Tuesday, June 09, 2009

New Standards for Executive Pay

Many people will be lodging complaints about the Obama administration's meddling in the affairs of private companies by imposing controls on CEO pay at firms that have received TARP funds. I'm with those who say that the White House should not be involved in controlling how companies choose to compensate executives. Those companies who have taken TARP funds or bailout money have sacrificed their independence, though, and we should all be concerned about how the heads of these companies are being paid. Does it make sense to have a company that has essentially failed, made bad choices, giving excessive pay to the CEO who was in charge? Shouldn't their be a downside for these guys when they screw up?

The trouble with executive compensation derives from perverse incentives. My beef is with earnings per share. Barely "beating the street" is game companies continue to play. And it works. The street doesn't always care that beating current analysts' estimates might not be best in the long run. Compensating executives on continued earnings or stock growth can lead to short-cutting the company's long-term objectives. But this is only part of the problem. Compensating with stock options often leads management to, again, manage the stock price (or properly manage the street's expectations) and neglect the true well-being of the company.
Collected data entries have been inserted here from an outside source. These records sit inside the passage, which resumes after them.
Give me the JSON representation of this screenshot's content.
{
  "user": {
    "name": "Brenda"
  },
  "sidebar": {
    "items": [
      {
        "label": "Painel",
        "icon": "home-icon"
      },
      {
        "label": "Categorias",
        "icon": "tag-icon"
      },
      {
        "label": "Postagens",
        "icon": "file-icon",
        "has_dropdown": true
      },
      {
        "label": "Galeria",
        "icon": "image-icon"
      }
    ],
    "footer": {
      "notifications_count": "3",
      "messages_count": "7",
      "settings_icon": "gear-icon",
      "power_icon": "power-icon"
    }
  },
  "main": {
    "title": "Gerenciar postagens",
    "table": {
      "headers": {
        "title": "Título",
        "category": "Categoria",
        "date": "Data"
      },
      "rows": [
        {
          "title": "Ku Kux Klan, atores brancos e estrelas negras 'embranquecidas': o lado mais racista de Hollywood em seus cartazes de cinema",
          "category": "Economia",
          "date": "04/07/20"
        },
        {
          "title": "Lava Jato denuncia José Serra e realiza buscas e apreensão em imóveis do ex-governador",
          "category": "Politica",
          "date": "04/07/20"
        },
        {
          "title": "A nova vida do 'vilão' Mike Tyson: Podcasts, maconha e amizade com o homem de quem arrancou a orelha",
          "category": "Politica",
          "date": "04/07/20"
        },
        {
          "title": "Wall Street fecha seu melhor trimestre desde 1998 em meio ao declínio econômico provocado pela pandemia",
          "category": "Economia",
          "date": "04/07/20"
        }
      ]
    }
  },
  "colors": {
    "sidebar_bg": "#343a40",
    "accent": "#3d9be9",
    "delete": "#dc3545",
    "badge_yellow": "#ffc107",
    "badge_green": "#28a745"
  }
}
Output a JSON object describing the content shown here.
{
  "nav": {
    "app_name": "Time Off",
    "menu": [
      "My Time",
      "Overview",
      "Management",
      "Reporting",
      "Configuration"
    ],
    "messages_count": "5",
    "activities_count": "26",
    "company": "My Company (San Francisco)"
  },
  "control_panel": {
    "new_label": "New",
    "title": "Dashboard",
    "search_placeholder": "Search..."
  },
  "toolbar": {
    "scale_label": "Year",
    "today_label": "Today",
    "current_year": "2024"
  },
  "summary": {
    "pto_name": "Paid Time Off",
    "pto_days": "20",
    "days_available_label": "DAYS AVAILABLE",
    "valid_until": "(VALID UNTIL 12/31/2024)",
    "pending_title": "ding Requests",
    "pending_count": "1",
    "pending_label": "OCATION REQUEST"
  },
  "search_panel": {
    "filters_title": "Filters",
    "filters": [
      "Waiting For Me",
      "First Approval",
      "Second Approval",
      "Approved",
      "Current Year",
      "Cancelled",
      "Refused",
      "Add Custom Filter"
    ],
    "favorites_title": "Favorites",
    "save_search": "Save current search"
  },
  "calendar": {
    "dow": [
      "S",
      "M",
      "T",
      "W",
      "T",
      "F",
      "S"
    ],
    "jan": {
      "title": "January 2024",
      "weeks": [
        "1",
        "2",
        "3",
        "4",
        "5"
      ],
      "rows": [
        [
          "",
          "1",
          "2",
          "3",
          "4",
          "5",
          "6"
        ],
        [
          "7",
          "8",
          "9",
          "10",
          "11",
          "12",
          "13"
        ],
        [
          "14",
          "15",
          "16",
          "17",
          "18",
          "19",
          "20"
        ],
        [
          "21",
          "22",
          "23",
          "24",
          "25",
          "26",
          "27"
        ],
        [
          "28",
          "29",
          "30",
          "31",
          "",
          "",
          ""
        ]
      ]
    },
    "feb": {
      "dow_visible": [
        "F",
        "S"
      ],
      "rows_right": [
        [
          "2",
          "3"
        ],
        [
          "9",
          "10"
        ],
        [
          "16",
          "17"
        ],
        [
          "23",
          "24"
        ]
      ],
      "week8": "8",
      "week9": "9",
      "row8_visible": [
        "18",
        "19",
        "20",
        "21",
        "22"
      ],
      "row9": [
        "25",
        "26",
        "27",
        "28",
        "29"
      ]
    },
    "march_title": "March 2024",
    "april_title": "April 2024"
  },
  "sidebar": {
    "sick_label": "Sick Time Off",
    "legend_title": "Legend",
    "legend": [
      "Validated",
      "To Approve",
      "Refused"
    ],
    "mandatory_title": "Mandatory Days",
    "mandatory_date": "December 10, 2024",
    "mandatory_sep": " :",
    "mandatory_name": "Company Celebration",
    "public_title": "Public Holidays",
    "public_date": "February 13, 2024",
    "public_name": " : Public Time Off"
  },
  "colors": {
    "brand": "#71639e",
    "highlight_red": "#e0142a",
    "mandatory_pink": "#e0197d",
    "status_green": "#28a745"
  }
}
The real problem, as I see it, is that there is little downside risk to executives. Maybe boards can argue that with enough upside, anything else is downside. We've seen enough companies fail in the last year and executives from those companies walk away with huge packages, that I'm can hardly believe that there is shared risk. A CEO's well-being should depend on the company's well-being. And not just for the current quarter. A pay scheme that allows for a measure of future performance might help align interests. It is easy to believe that some of the drastic job cuts we've seen have been out of management's need to cut costs today, to preserve today's earnings, without regard for the health of the company a year from now. Cutting mid-management professionals, those next-generation executives, will prove to have been a mistake for many companies.

We may object to a government's hand in private industry, but the Obama administration has an opportunity to set standards, essentially guidelines for boards in constructing compensation packages. If they can avoid overreach, they can establish compensation packages that are fair to CEO's and shareholders, and give boards the cover they need to reign in escalating executive pay.